I remember two questions which I asked on different occasions. One was, why we were permitted to drink the beer brewed by Gentiles and not the wine which they pressed. The rabbi’s reply was, that we were not permitted to drink the wine, because wine is used for social occasions and there would be danger of contact with the Gentiles. When I replied that beer was used for the same purpose, I was told that beer was not brewed in Talmudic times, and consequently could not be forbidden.

In a German translation of the prophets, I had read the first chapter of Isaiah. I felt its vigorous denunciation, I caught its first glimpse of true religion, and when I asked why the rabbi commanded and approved what Isaiah condemned, he told me that the prophetic writings were beneath the law, and that he who kept all the points of the law was greater than they. I never enjoyed these discussions, but now I wish I would have had the patience to sit through them, if only to fasten fully upon my mind one such discussion.

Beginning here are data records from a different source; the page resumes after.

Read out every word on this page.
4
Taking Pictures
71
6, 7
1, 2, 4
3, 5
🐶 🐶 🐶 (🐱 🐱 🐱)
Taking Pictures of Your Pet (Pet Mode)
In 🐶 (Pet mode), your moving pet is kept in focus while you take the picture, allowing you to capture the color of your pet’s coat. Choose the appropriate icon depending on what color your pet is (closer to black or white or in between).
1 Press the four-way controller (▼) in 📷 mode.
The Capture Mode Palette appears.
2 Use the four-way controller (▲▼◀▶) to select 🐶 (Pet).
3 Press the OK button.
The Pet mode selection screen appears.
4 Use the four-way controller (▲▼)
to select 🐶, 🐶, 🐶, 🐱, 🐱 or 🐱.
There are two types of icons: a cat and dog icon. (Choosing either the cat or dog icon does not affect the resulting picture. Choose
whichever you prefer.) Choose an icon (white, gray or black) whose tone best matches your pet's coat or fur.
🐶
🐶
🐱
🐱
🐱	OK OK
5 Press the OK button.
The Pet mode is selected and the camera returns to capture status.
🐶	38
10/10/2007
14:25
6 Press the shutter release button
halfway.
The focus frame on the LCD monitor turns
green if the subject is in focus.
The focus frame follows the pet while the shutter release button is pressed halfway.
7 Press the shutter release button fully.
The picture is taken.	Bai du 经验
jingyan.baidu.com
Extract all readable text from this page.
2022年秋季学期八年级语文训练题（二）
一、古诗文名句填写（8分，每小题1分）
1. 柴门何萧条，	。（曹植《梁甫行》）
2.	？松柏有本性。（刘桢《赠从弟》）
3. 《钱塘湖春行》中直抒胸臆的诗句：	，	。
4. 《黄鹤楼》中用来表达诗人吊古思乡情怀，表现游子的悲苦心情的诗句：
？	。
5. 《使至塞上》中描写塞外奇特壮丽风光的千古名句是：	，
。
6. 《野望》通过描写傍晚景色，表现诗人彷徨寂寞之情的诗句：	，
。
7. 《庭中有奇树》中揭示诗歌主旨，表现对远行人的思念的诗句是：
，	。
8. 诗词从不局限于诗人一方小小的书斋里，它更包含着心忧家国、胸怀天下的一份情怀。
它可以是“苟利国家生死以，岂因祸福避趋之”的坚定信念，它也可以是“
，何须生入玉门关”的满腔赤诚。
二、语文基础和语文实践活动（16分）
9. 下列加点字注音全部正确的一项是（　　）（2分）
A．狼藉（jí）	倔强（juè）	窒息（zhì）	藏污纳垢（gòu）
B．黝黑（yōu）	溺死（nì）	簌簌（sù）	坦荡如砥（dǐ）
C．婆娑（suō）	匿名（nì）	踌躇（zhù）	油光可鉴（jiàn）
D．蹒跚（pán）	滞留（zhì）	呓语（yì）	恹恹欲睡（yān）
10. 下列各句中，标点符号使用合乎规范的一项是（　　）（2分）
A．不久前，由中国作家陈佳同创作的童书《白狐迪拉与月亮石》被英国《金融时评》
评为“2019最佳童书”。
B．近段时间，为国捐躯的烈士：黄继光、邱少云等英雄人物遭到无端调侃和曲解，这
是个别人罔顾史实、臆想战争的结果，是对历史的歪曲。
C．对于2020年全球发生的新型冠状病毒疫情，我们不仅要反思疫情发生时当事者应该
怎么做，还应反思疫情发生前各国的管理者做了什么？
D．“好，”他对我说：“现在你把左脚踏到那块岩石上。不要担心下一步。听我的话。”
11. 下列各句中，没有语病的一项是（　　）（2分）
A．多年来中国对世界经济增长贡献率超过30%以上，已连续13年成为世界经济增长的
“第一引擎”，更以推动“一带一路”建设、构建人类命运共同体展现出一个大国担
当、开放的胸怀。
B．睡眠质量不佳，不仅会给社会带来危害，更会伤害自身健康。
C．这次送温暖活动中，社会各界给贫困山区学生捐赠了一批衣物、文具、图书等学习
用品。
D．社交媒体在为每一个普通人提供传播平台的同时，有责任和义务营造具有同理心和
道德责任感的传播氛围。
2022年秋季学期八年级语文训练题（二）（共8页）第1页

I do remember the stuffy room, for since that time I have sat in it with the new rabbi, who has studied theology in Germany and knows more and preaches less than he believes.

The old rabbi was genuinely orthodox; his Sabbath cap and velvet gown were full of lint and dust; his head was unkempt, for to comb it would have been labour. He sat in a dilapidated grandfather’s chair and before him lay the old Talmud; huge, forbidding looking volumes, a mixture of truth and superstition; a Magna Charta, bills of sale into slavery; wings and chains, the sublime and the ridiculous; but to him every sentence was sacred, every letter inspired of God. Around him sat the pious men of the town and such of their sons as were inclining or being inclined towards the study of the law.

“What did rabbi so and so reply to rabbi this and that?”